Stores were paramount in making the scheme a success - we heard countless stories of store managers getting out into the community, engaging families and personally delivering shipments of Active Kids equipment to their local schools.
But responsibility for raising children’s activity levels doesn’t just lie with schools. As parents we are the most important factor in determining the fitness of our children, says research. More than 70% of children claim that if their parents were more active, this would encourage them to follow suit. Worryingly, 40% of children say their parents do no or very little exercise; only one in ten say their parents are really active.
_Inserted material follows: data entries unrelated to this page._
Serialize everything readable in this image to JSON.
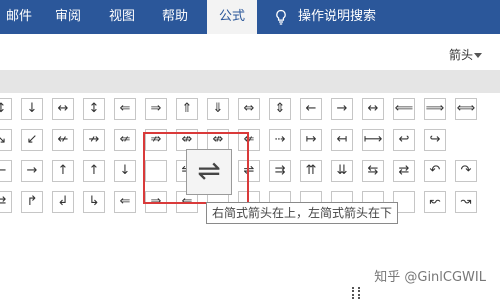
{
  "ribbon": {
    "tabs": [
      {
        "label": "邮件"
      },
      {
        "label": "审阅"
      },
      {
        "label": "视图"
      },
      {
        "label": "帮助"
      },
      {
        "label": "公式"
      },
      {
        "label": "操作说明搜索"
      }
    ],
    "active_tab": "公式",
    "search_icon": "lightbulb-icon"
  },
  "symbols_panel": {
    "category": "箭头",
    "rows": [
      [
        "↕",
        "↓",
        "↔",
        "↕",
        "⇐",
        "⇒",
        "⇑",
        "⇓",
        "⇔",
        "⇕",
        "←",
        "→",
        "↔",
        "⟸",
        "⟹",
        "⟺"
      ],
      [
        "↘",
        "↙",
        "↚",
        "↛",
        "⇍",
        "⇏",
        "⇎",
        "⇎",
        "⇍",
        "⇢",
        "↦",
        "↤",
        "⟼",
        "↩",
        "↪"
      ],
      [
        "←",
        "→",
        "↑",
        "↑",
        "↓",
        "",
        "⇋",
        "",
        "⇌",
        "⇉",
        "⇈",
        "⇊",
        "⇆",
        "⇄",
        "↶",
        "↷"
      ],
      [
        "⇄",
        "↱",
        "↲",
        "↳",
        "⇐",
        "⇒",
        "⇐",
        "",
        "",
        "",
        "",
        "",
        "",
        "",
        "↜",
        "↝"
      ]
    ],
    "highlighted_symbol": "⇌",
    "tooltip": "右简式箭头在上，左简式箭头在下"
  },
  "watermark": "知乎 @GinlCGWIL",
  "colors": {
    "ribbon": "#2b579a",
    "highlight_border": "#d93a3a"
  }
}
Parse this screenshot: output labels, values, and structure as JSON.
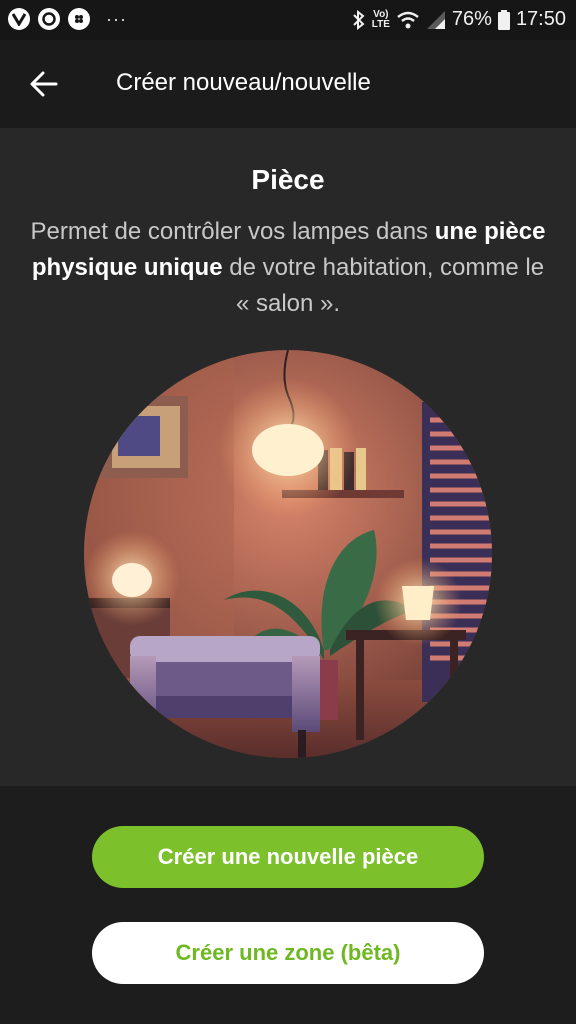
{
  "status_bar": {
    "overflow_dots": "···",
    "network": "LTE",
    "network_top": "Vo)",
    "battery": "76%",
    "time": "17:50"
  },
  "app_bar": {
    "title": "Créer nouveau/nouvelle",
    "back_icon": "arrow-left-icon"
  },
  "content": {
    "title": "Pièce",
    "description": {
      "part1": "Permet de contrôler vos lampes dans ",
      "bold": "une pièce physique unique",
      "part2": " de votre habitation, comme le « salon »."
    }
  },
  "buttons": {
    "primary": "Créer une nouvelle pièce",
    "secondary": "Créer une zone (bêta)"
  },
  "colors": {
    "accent_green": "#7cc02c",
    "background": "#282828"
  }
}
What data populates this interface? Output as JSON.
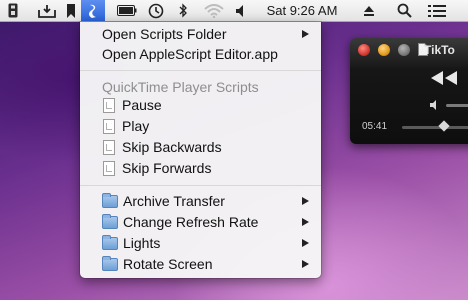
{
  "menubar": {
    "clock": "Sat 9:26 AM",
    "icons": [
      "usb-drive-icon",
      "inbox-icon",
      "bookmark-icon",
      "script-menu-icon",
      "battery-icon",
      "time-machine-icon",
      "bluetooth-icon",
      "wifi-icon",
      "volume-icon",
      "eject-icon",
      "spotlight-icon",
      "notification-list-icon"
    ]
  },
  "menu": {
    "top_items": [
      {
        "label": "Open Scripts Folder",
        "has_submenu": true
      },
      {
        "label": "Open AppleScript Editor.app",
        "has_submenu": false
      }
    ],
    "section_header": "QuickTime Player Scripts",
    "scripts": [
      {
        "label": "Pause"
      },
      {
        "label": "Play"
      },
      {
        "label": "Skip Backwards"
      },
      {
        "label": "Skip Forwards"
      }
    ],
    "folders": [
      {
        "label": "Archive Transfer"
      },
      {
        "label": "Change Refresh Rate"
      },
      {
        "label": "Lights"
      },
      {
        "label": "Rotate Screen"
      }
    ]
  },
  "player": {
    "title": "TikTo",
    "time": "05:41"
  },
  "colors": {
    "menu_highlight": "#3d75e6",
    "player_bg": "#161616",
    "close": "#e0443c",
    "minimize": "#e7a32a"
  }
}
It would be wrong not to consider the role of diet. The National Food Survey shows that household energy intakes have fallen since 1970, accompanied by a change in the type of food consumed. Children are eating more than the recommended levels of saturated fat, salt and sugar, and not enough healthy food. Across the UK, young people (aged 4-18) are eating less than half the recommended five portions of fruit and vegetables a day. There is still much confusion among consumers about what foods are actually healthy. As retailers, it is our responsibility to make healthy eating choices as straightforward as possible.
Food labelling is another hot topic. At Sainsbury we colour-code our products: nutritional information is displayed on the front of packaging as a Wheel of Health. We believe it is honest and transparent. It also means making hard calls about labelling and accepting that customers may decide not to buy a particular product.
Through Active Kids we’re increasing levels of activity among children. There’s a real potential that positive active lifestyles that started in childhood may track through to adulthood. That’s what it comes down to. We’re not trying to train up Olympians. We want to get kids up and about by making exercise fun and accessible to all.